The trail running star withdrew 10 hours into ‘Phantasm 24’ with chest pain and dizziness
Off-road ultra running great Kilian Jornet says a 24-hour challenge remains “on the list” despite his Phantasm 24 track attempt on Friday ending in hospital.
The trail running star had hoped to see how far he could run in 24 hours during the Salomon-organised event in Måndalen, Norway, but he was forced to withdraw after 10 hours and 20 minutes due to chest pain and dizziness.
He had earlier struggled with knee pain but it was on doctor’s advice due to the chest pain and dizziness that his attempt came to an early end.
“I was feeling pretty good, with the normal ups-and-downs of a long race like this,” said Jornet. “My body felt good, my legs felt good and then, suddenly, I felt two intense pains in my chest and started to get very dizzy and very exhausted.
“The medical people came to me and checked me out, and said it was best to go to the hospital.
“In the hospital they ran a number of tests to try to determine what it was,” added Jornet, who was speaking on Saturday after being released from the hospital.
“They don’t seem to think it is anything too serious.”
In total, Jornet covered 134.8km in 10 hours and 20 minutes in temperatures hovering around the freezing mark.
He ran the first 10km averaging 4:16 per km (6:52/mile) and finished the first 42.4km (106 laps or roughly marathon distance) in 3:02:23.
Just after the 10-hour mark is when he started to struggle and he received help halfway through his 338th lap.
Thanks to all for your support. During the run I felt a sudden sharp chest pain and needed to spent the night on observation. Races sometimes don’t go well…so it is a good excuse to try it again 😉 pic.twitter.com/EjLrYdis4n
— kilian jornet (@kilianj) November 28, 2020
Jornet and his fellow Salomon athlete Sebastian Conrad Håkansson, who were wearing the new Salomon S/LAB Phantasm road running shoes, moved ahead early on, with Håkansson going on to complete 100 miles in 12 hours and 46 minutes to break the Norwegian 100-mile record before stepping off the track.
“I got this idea about a year ago to run for 24 hours on a track so I went to Salomon to help organise the run,” Jornet said. “I wish it went differently, but it’s still fun to explore different things and new projects. So I want to thank Salomon and Suunto for supporting the project and everyone who helped organise the event, from the track volunteers to the community in Måndalen and the people at the track club. I think it was colder for the volunteers than for the runners.”

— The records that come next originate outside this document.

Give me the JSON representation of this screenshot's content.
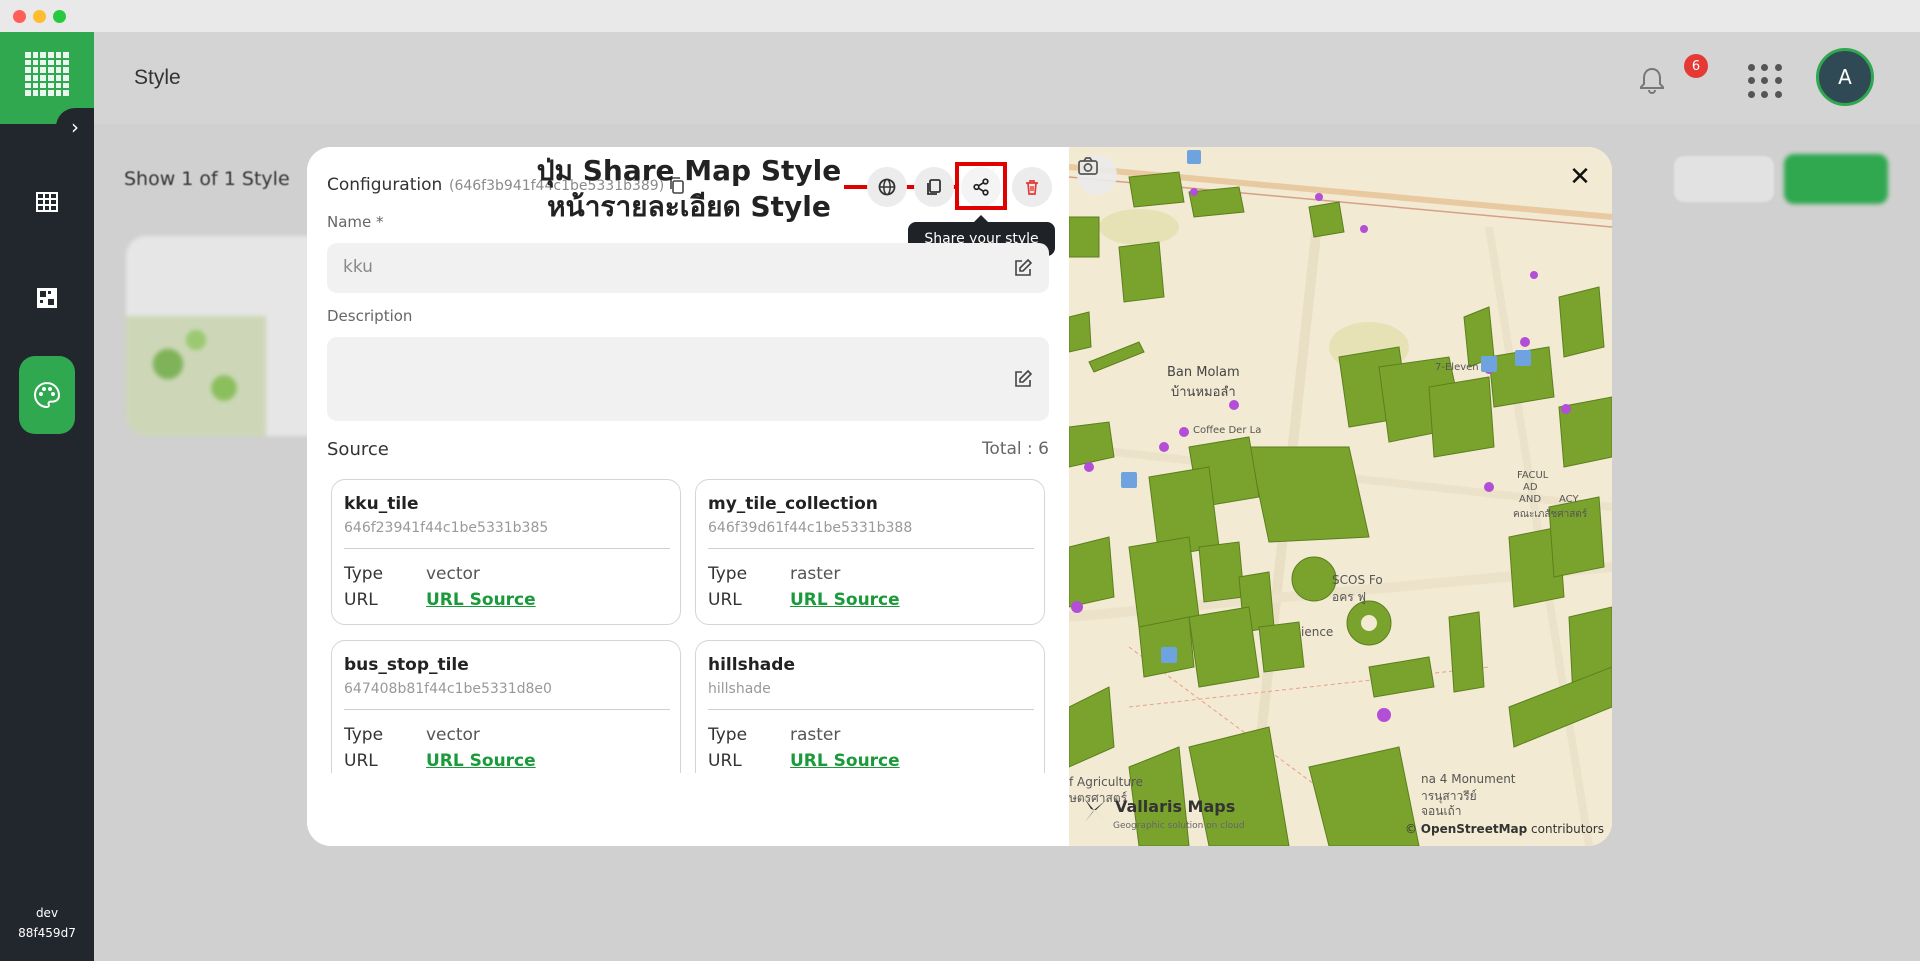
{
  "window": {
    "title": ""
  },
  "sidebar": {
    "items": [
      {
        "name": "table-icon"
      },
      {
        "name": "tiles-icon"
      },
      {
        "name": "palette-icon",
        "active": true
      }
    ],
    "env": "dev",
    "build": "88f459d7"
  },
  "header": {
    "title": "Style",
    "notification_count": "6",
    "avatar_initial": "A"
  },
  "background": {
    "show_count": "Show 1 of 1 Style"
  },
  "modal": {
    "title": "Configuration",
    "config_id": "(646f3b941f44c1be5331b389)",
    "tooltip": "Share your style",
    "annotation_line1": "ปุ่ม Share Map Style",
    "annotation_line2": "หน้ารายละเอียด Style",
    "name_label": "Name *",
    "name_value": "kku",
    "description_label": "Description",
    "description_value": "",
    "source_label": "Source",
    "source_total": "Total : 6",
    "type_label": "Type",
    "url_label": "URL",
    "sources": [
      {
        "name": "kku_tile",
        "id": "646f23941f44c1be5331b385",
        "type": "vector",
        "url_text": "URL Source"
      },
      {
        "name": "my_tile_collection",
        "id": "646f39d61f44c1be5331b388",
        "type": "raster",
        "url_text": "URL Source"
      },
      {
        "name": "bus_stop_tile",
        "id": "647408b81f44c1be5331d8e0",
        "type": "vector",
        "url_text": "URL Source"
      },
      {
        "name": "hillshade",
        "id": "hillshade",
        "type": "raster",
        "url_text": "URL Source"
      }
    ]
  },
  "map": {
    "labels": {
      "ban_molam": "Ban Molam",
      "ban_molam_th": "บ้านหมอลำ",
      "seven_eleven": "7-Eleven",
      "agriculture": "f Agriculture",
      "agriculture_th": "ษตรศาสตร์",
      "monument": "na 4 Monument",
      "monument_th": "จอนเถ้า",
      "monument_th2": "ารนุสาวรีย์",
      "scos": "SCOS Fo",
      "scos_th": "อคร ฟู",
      "science": "ience",
      "faculty": "FACUL",
      "faculty2": "AD",
      "faculty3": "AND",
      "pharmacy": "ACY",
      "pharmacy_th": "คณะเภสัชศาสตร์",
      "coffee": "Coffee Der La"
    },
    "brand": "Vallaris Maps",
    "brand_sub": "Geographic solution on cloud",
    "attribution_prefix": "© ",
    "attribution_osm": "OpenStreetMap",
    "attribution_suffix": " contributors"
  },
  "colors": {
    "brand_green": "#2fa84f",
    "sidebar_dark": "#22272d",
    "highlight_red": "#e10000",
    "building_green": "#7aa32e",
    "link_green": "#1a9a3a"
  }
}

Harald Bjerke won the event after covering 232.2km (144.1 miles) – 580 laps of the track.
“I’m hurting everywhere,” he said, as the clocked ticked down on 24 hours. “The only motion possible is to keep jogging.”
Jo Inge Norum finished second with 219.2km (136.2 miles/548 laps) and Simen Holvik was third, having run 208.13km (129.3 miles/520 laps) when the final gun sounded at 11am local time on Saturday morning.
Didrik Hermanson did not complete the full 24 hours, but ran 174.8km (108.6 miles/437 laps).
The longest distance ever run on the track in 24 hours is 188.590 miles (303.506km) which was recorded by ultra running legend Yiannis Kouros in 1997, a feat which had been described by Jornet as “absolutely wild”.
Jornet’s background is mainly in off-road ultra-running events like the Ultra-Trail du Mont-Blanc, which he has won three times and which usually takes him about 21 hours to cover 106 miles of gruelling mountainous terrain through the French, Swiss and Italian Alps.